Eric Rumsey, University of Iowa, Hardin MD

Posted by: eric-rumsey@uiowa.edu at June 23, 2008 12:46 PM

Eric,

Thanks for making better links to the Mirlyn records. Yes, copyright is complicated. To answer your questions:
>When people find one of the first three books in
>Google Books, that are only available full-text
>through Mirlyn, will they be able to find that out?
Google does not provide any link to MBooks or give any indication that we might be providing full access to a book that has limited access in GBS.

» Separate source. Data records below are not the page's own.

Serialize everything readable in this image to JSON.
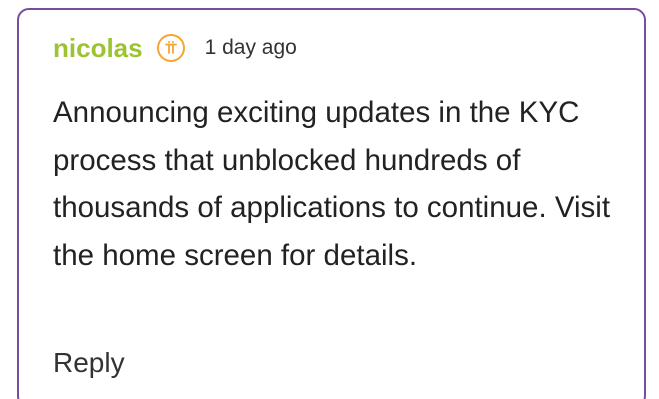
{
  "comment": {
    "author": "nicolas",
    "badge_icon": "pi-coin-icon",
    "timestamp": "1 day ago",
    "body": "Announcing exciting updates in the KYC process that unblocked hundreds of thousands of applications to continue. Visit the home screen for details.",
    "reply_label": "Reply"
  },
  "colors": {
    "border": "#7a4d9c",
    "author": "#9cc332",
    "badge": "#f7a430",
    "text": "#222222"
  }
}
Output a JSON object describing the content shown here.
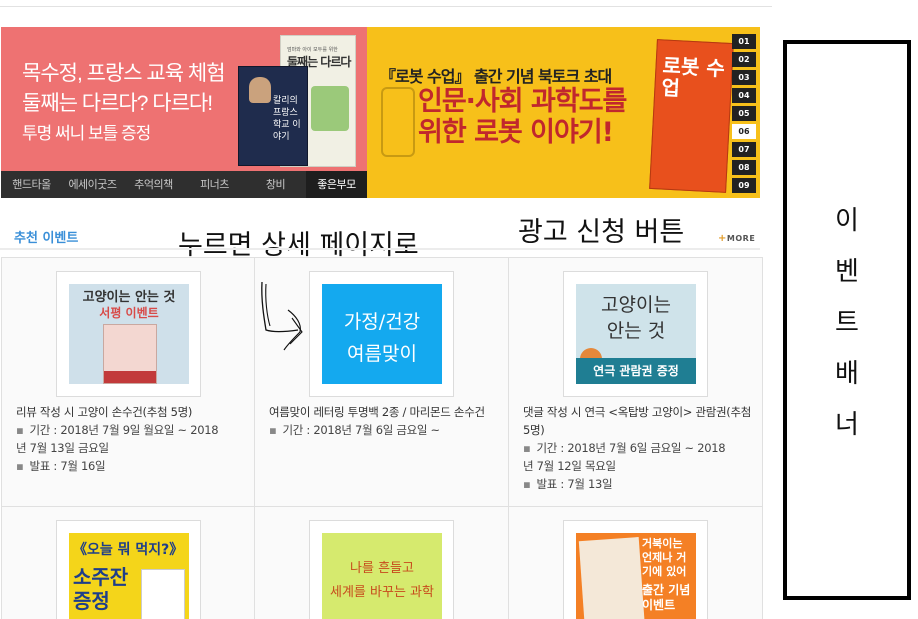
{
  "banner_left": {
    "line1": "목수정, 프랑스 교육 체험",
    "line2": "둘째는 다르다? 다르다!",
    "line3": "투명 써니 보틀 증정",
    "book_top_small": "엄마와 아이 모두를 위한",
    "book_top_title": "둘째는 다르다",
    "book_main_title": "칼리의 프랑스 학교 이야기",
    "tabs": [
      "핸드타올",
      "에세이굿즈",
      "추억의책",
      "피너츠",
      "창비",
      "좋은부모"
    ],
    "active_tab": "좋은부모",
    "bg_color": "#ee7272"
  },
  "banner_right": {
    "subtitle": "『로봇 수업』 출간 기념 북토크 초대",
    "title_line1": "인문·사회 과학도를",
    "title_line2": "위한 로봇 이야기!",
    "book_title": "로봇 수업",
    "page_numbers": [
      "01",
      "02",
      "03",
      "04",
      "05",
      "06",
      "07",
      "08",
      "09"
    ],
    "active_page": "06",
    "bg_color": "#f7c01a"
  },
  "annotations": {
    "detail_page": "누르면 상세 페이지로",
    "ad_request": "광고 신청 버튼",
    "side_banner": [
      "이",
      "벤",
      "트",
      "배",
      "너"
    ]
  },
  "section": {
    "title": "추천 이벤트",
    "more_label": "MORE"
  },
  "events": [
    {
      "thumb_line1": "고양이는 안는 것",
      "thumb_line2": "서평 이벤트",
      "title": "리뷰 작성 시 고양이 손수건(추첨 5명)",
      "period_label": "기간 : 2018년 7월 9일 월요일 ~ 2018",
      "period_cont": "년 7월 13일 금요일",
      "announce": "발표 : 7월 16일"
    },
    {
      "thumb_line1": "가정/건강",
      "thumb_line2": "여름맞이",
      "title": "여름맞이 레터링 투명백 2종 / 마리몬드 손수건",
      "period_label": "기간 : 2018년 7월 6일 금요일 ~",
      "period_cont": "",
      "announce": ""
    },
    {
      "thumb_line1": "고양이는",
      "thumb_line2": "안는 것",
      "thumb_band": "연극 관람권 증정",
      "title": "댓글 작성 시 연극 <옥탑방 고양이> 관람권(추첨 5명)",
      "period_label": "기간 : 2018년 7월 6일 금요일 ~ 2018",
      "period_cont": "년 7월 12일 목요일",
      "announce": "발표 : 7월 13일"
    },
    {
      "thumb_line1": "《오늘 뭐 먹지?》",
      "thumb_line2": "소주잔 증정"
    },
    {
      "thumb_line1": "나를 흔들고",
      "thumb_line2": "세계를 바꾸는 과학"
    },
    {
      "thumb_line1": "거북이는 언제나 거기에 있어",
      "thumb_line2": "출간 기념 이벤트"
    }
  ]
}
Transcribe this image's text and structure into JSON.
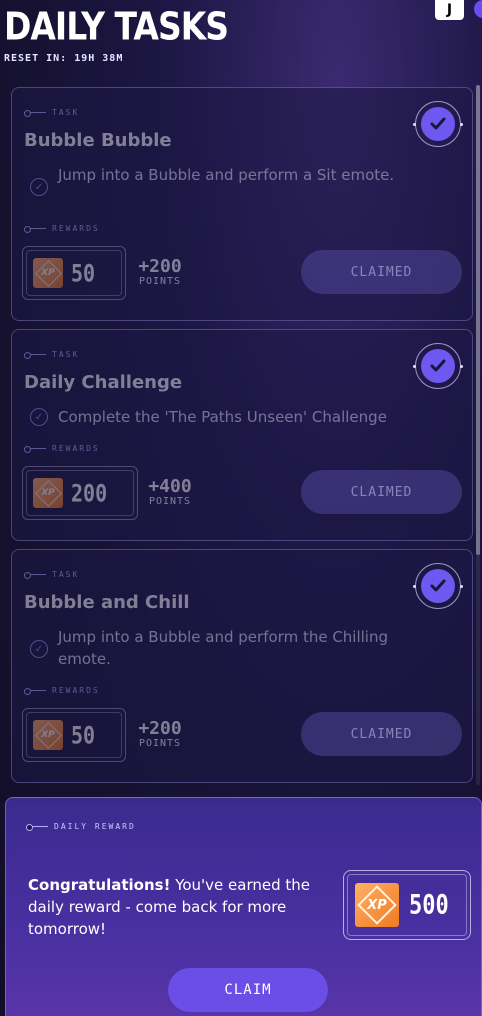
{
  "header": {
    "title": "DAILY TASKS",
    "reset_text": "RESET IN: 19H 38M",
    "avatar_initial": "J"
  },
  "labels": {
    "task": "TASK",
    "rewards": "REWARDS"
  },
  "tasks": [
    {
      "name": "Bubble Bubble",
      "description": "Jump into a Bubble and perform a Sit emote.",
      "xp": "50",
      "points_value": "+200",
      "points_label": "POINTS",
      "button_label": "CLAIMED",
      "completed": true
    },
    {
      "name": "Daily Challenge",
      "description": "Complete the 'The Paths Unseen' Challenge",
      "xp": "200",
      "points_value": "+400",
      "points_label": "POINTS",
      "button_label": "CLAIMED",
      "completed": true
    },
    {
      "name": "Bubble and Chill",
      "description": "Jump into a Bubble and perform the Chilling emote.",
      "xp": "50",
      "points_value": "+200",
      "points_label": "POINTS",
      "button_label": "CLAIMED",
      "completed": true
    }
  ],
  "daily_reward": {
    "label": "DAILY REWARD",
    "congrats_bold": "Congratulations!",
    "congrats_text": " You've earned the daily reward - come back for more tomorrow!",
    "xp": "500",
    "claim_label": "CLAIM"
  },
  "icons": {
    "xp_icon_text": "XP"
  },
  "colors": {
    "accent": "#6a4ee6",
    "check_fill": "#6e58f0",
    "xp_orange": "#f07a22",
    "label_purple": "#b6acff"
  }
}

>Will you limit access to these to UM affiliates?
Having a U-M login does not give anyone in the U-M community any better access to these materials than anyone else in the world at the moment. It's possible that this will change, and people here at U-M will have access to materials while everyone else is restricted, but so far that is not happening.

Finally, we are scanning books too (although not nearly as many as Google), and you'll start to see an indication of which books we've digitized.

Posted by: pwillett at June 23, 2008 02:45 PM

> we are scanning books too (although not nearly as many as Google), and you'll start to see an indication of which books we've digitized.
>
Are you choosing books to scan yourself because you want to assure that they get scanned well? -- I'm especially interested in medical images, and I've found that the quality of such images in GBS is mixed. In some cases images that are color in the original are scanned as gray-scale. This is a shame because many late 19th century medical books have excellent color illustrations.

Will the books that you scan be included in GBS?

Posted by: eric-rumsey@uiowa.edu at June 24, 2008 12:59 PM

We are scanning books that Google doesn't scan, because the pages are too brittle, or the book is in poor condition. Once we scan them, we send the images to Google. You'll see this on our flowchart (pdf) under "Digitization @ UM" (center bottom).